Four days later, on September 17, the Star Tribune’s business section had its first Supervalu headline in weeks: “Shareholders sue Supervalu after accounting error revealed.” Unlike the other Star Tribune stories on Supervalu, this new story was not assembled from wire-service reports or company press releases. Instead, it was an original piece of reporting by Ann Merrill. Yet it was hardly breaking news. The first shareholder suit had been filed on July 12, and the majority had been filed by August 1. It was as if Merrill had waited until late November to report that the Twins had lost in the playoffs.

On the day of the Star Tribune story, September 17, Supervalu’s stock declined 5 percent against a decline in the Dow of 2 percent. Trading volume was at its highest level in six weeks. Jeff Noddle’s statement almost certainly played a role in this. In effect, he seemed to suggest that Supervalu had learned about the misstatements because an audit was scheduled for the pharmacy unit, and the auditor who had been misstating inventory got scared. Was it the pharmacy unit’s first audit in four years? Noddle’s CNBC interview seems to suggest as much, but there’s no way to know for sure.

As I leave Hopkins, I drive past the Supervalu warehouses that sprawl near Highway 169 and Excelsior Boulevard. At one end, they extend nearly a quarter of a concrete mile, lined by hundreds of trucks ready to deliver products to stores across the region. It occurs to me that in such an environment, $17.1 million really may not be very noticeable.
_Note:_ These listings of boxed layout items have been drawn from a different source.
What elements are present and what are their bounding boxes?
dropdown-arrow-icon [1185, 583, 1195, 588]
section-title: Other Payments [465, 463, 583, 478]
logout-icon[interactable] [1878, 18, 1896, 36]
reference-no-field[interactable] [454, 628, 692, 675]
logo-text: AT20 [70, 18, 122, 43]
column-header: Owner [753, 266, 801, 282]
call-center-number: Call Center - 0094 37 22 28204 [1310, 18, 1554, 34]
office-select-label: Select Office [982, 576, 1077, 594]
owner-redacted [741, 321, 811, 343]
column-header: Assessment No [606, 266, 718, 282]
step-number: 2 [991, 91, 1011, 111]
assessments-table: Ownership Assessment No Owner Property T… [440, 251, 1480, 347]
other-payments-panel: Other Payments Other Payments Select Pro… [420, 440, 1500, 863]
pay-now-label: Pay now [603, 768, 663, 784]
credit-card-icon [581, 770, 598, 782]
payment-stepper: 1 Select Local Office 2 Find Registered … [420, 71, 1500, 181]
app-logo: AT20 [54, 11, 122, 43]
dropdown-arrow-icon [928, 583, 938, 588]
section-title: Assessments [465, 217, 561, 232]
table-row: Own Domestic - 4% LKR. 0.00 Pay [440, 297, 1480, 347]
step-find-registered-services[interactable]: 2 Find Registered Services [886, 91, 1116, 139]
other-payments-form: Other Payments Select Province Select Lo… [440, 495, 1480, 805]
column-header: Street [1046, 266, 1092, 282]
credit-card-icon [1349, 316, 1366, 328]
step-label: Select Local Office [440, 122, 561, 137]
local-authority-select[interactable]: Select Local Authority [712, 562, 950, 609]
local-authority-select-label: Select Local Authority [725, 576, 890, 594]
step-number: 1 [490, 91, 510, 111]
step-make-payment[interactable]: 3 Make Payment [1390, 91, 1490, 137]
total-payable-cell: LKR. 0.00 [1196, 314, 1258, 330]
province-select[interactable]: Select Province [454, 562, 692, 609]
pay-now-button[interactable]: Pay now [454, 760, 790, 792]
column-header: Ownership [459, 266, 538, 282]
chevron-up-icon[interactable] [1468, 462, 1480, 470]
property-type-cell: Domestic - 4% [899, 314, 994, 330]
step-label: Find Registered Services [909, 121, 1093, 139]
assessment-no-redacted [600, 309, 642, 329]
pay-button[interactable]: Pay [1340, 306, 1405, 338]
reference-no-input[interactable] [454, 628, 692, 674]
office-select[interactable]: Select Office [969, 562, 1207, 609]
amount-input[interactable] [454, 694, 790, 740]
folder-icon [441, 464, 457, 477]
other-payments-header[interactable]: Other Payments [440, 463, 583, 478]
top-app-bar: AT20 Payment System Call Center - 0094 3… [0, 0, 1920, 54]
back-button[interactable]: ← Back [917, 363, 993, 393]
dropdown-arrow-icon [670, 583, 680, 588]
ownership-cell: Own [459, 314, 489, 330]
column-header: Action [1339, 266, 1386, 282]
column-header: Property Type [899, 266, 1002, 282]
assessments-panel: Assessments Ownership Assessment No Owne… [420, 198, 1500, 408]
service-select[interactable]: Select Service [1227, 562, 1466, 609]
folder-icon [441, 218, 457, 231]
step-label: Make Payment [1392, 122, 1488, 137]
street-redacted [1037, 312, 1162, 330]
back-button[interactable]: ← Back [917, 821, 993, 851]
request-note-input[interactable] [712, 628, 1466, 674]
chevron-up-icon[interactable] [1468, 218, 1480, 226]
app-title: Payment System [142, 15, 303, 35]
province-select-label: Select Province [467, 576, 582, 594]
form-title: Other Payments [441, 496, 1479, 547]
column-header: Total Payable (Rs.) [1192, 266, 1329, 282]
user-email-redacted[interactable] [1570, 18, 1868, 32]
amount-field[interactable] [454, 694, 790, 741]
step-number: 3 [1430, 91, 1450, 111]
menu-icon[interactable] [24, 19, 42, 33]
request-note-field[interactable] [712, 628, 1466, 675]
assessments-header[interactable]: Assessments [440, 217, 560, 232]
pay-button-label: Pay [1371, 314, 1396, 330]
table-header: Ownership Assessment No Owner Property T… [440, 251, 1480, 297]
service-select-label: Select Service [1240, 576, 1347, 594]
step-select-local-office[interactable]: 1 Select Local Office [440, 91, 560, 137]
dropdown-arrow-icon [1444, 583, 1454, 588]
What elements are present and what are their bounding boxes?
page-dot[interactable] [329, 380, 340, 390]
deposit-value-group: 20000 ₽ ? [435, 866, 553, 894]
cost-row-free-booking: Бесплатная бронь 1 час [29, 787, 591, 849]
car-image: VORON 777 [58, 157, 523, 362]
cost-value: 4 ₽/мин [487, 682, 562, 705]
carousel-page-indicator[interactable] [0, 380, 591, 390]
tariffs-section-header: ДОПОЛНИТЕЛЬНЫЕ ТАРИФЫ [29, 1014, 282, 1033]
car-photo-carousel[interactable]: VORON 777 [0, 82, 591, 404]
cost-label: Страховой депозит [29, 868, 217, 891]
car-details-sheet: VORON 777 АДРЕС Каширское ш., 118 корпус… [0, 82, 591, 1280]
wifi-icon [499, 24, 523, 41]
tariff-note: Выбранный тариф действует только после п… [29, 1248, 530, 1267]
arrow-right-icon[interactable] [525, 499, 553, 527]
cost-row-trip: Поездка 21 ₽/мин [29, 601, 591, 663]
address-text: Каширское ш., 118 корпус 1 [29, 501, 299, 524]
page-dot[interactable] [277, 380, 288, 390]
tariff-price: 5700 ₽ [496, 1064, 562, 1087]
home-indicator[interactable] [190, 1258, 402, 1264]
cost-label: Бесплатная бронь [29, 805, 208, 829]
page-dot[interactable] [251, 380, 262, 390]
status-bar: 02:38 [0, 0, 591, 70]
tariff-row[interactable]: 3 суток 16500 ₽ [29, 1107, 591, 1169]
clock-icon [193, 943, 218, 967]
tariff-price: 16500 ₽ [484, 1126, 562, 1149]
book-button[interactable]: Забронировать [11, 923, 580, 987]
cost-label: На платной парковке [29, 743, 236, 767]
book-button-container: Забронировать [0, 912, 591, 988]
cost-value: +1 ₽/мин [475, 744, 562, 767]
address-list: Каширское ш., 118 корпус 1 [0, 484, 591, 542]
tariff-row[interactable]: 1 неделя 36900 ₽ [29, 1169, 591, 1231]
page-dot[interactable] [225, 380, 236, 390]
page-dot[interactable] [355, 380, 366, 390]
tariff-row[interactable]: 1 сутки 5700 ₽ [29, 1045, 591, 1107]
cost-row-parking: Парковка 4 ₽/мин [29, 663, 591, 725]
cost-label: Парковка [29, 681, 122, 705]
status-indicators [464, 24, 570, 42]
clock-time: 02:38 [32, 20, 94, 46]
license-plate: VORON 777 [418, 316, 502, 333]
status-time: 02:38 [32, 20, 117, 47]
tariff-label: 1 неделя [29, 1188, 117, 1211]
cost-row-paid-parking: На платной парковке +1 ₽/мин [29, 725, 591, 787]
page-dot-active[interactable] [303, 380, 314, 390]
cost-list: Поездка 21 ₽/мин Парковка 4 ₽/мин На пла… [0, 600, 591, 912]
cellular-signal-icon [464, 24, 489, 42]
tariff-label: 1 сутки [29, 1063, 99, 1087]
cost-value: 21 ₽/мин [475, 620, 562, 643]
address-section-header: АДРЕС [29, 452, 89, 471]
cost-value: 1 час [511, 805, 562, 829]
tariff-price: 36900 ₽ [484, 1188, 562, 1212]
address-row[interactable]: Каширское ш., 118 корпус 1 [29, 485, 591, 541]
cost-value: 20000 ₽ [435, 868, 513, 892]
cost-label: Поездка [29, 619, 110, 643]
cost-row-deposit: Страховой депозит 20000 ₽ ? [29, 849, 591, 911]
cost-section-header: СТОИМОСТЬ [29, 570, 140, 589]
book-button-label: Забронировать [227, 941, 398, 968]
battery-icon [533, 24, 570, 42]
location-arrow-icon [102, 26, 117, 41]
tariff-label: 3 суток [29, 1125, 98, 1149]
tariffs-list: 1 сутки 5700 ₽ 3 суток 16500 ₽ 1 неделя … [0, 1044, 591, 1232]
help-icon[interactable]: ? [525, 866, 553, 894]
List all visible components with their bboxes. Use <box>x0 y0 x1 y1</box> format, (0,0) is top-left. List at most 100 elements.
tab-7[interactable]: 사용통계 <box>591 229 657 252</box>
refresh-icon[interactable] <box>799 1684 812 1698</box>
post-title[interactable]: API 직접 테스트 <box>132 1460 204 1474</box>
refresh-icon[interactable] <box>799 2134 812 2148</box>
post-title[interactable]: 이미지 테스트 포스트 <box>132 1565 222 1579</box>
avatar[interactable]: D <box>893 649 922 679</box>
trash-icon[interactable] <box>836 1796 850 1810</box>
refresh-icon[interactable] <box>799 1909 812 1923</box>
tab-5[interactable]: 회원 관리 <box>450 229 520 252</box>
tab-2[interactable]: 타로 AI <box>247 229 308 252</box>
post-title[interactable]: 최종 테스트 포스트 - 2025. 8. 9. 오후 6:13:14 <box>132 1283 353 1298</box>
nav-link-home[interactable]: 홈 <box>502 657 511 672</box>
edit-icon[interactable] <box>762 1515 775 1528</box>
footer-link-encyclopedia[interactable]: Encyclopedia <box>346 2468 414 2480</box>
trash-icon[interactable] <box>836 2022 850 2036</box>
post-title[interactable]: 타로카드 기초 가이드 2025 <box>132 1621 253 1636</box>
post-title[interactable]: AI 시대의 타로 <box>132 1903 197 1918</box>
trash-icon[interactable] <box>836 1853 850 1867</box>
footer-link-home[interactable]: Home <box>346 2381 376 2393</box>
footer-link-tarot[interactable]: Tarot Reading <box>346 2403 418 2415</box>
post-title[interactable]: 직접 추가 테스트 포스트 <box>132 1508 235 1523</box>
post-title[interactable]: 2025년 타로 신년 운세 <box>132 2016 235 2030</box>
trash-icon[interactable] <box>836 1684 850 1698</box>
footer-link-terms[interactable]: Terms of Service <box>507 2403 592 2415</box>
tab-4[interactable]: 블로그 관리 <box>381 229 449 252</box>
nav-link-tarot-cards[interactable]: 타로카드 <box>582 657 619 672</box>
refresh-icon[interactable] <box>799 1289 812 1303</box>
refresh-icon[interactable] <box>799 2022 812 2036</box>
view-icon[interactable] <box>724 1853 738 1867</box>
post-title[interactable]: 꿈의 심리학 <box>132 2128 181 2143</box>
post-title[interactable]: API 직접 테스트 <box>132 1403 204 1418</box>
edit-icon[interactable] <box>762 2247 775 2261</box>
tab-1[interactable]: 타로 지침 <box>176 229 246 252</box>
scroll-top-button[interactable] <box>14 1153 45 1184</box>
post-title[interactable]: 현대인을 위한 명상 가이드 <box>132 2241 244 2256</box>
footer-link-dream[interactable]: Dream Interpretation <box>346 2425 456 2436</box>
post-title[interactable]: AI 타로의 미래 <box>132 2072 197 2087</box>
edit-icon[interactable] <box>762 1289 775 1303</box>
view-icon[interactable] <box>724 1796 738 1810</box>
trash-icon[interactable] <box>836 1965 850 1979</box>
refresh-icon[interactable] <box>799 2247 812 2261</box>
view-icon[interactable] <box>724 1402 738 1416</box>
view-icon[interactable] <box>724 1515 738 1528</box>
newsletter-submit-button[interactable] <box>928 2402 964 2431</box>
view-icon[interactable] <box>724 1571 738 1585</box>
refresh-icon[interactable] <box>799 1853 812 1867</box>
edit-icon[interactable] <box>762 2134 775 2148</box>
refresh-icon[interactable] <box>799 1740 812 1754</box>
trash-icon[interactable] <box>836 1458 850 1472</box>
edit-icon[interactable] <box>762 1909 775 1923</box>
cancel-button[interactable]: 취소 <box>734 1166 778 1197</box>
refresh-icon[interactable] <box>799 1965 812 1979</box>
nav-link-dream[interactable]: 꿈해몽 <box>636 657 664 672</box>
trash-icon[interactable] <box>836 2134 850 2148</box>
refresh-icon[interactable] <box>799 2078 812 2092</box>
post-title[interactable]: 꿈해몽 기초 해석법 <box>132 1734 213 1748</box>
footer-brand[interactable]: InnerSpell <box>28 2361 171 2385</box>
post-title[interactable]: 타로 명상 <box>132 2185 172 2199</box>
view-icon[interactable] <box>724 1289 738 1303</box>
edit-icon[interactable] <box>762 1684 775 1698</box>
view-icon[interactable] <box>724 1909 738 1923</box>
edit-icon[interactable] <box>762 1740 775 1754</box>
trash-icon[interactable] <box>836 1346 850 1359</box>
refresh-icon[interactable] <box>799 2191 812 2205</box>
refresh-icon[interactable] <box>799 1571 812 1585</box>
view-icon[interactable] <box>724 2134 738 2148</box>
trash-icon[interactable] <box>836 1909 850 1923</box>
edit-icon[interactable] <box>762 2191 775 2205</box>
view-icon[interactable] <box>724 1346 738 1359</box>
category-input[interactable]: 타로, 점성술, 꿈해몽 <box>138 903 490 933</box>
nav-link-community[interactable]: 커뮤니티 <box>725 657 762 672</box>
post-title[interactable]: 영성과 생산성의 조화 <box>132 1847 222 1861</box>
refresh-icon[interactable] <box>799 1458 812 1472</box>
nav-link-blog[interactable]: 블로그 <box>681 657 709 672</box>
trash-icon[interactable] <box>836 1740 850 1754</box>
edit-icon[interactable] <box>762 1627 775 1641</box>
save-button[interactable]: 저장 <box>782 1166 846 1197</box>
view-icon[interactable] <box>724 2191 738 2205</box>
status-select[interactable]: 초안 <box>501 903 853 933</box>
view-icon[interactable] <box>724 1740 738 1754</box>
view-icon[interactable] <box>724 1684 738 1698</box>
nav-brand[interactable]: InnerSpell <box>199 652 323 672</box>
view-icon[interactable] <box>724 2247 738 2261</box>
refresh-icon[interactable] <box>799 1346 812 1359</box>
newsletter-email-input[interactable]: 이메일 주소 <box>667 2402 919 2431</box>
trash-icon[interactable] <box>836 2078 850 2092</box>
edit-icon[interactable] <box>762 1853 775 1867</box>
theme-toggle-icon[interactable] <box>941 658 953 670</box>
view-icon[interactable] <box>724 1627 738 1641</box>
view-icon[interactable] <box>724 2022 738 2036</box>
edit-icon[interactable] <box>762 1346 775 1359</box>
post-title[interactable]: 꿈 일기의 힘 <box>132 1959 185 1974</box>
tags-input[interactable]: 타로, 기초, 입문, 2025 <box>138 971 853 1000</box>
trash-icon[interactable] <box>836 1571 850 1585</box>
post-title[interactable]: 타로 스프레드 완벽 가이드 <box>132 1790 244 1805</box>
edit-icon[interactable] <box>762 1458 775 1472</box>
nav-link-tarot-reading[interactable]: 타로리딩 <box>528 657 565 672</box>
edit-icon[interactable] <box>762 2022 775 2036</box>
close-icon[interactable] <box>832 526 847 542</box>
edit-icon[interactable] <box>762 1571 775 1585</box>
Of course, the earnings restatement means that the $17.1 million didn’t exist at all. So where does that missing, restated money go? Is there an accounting purgatory, a fiscal limbo where Enron’s missing $600 million circulates with Supervalu’s restated $17.1 million? Or perhaps the money slips away to the mysterious land of mismatched socks and lost pen caps—a land where $17 million is pocket change, and a billion-dollar hit isn’t news.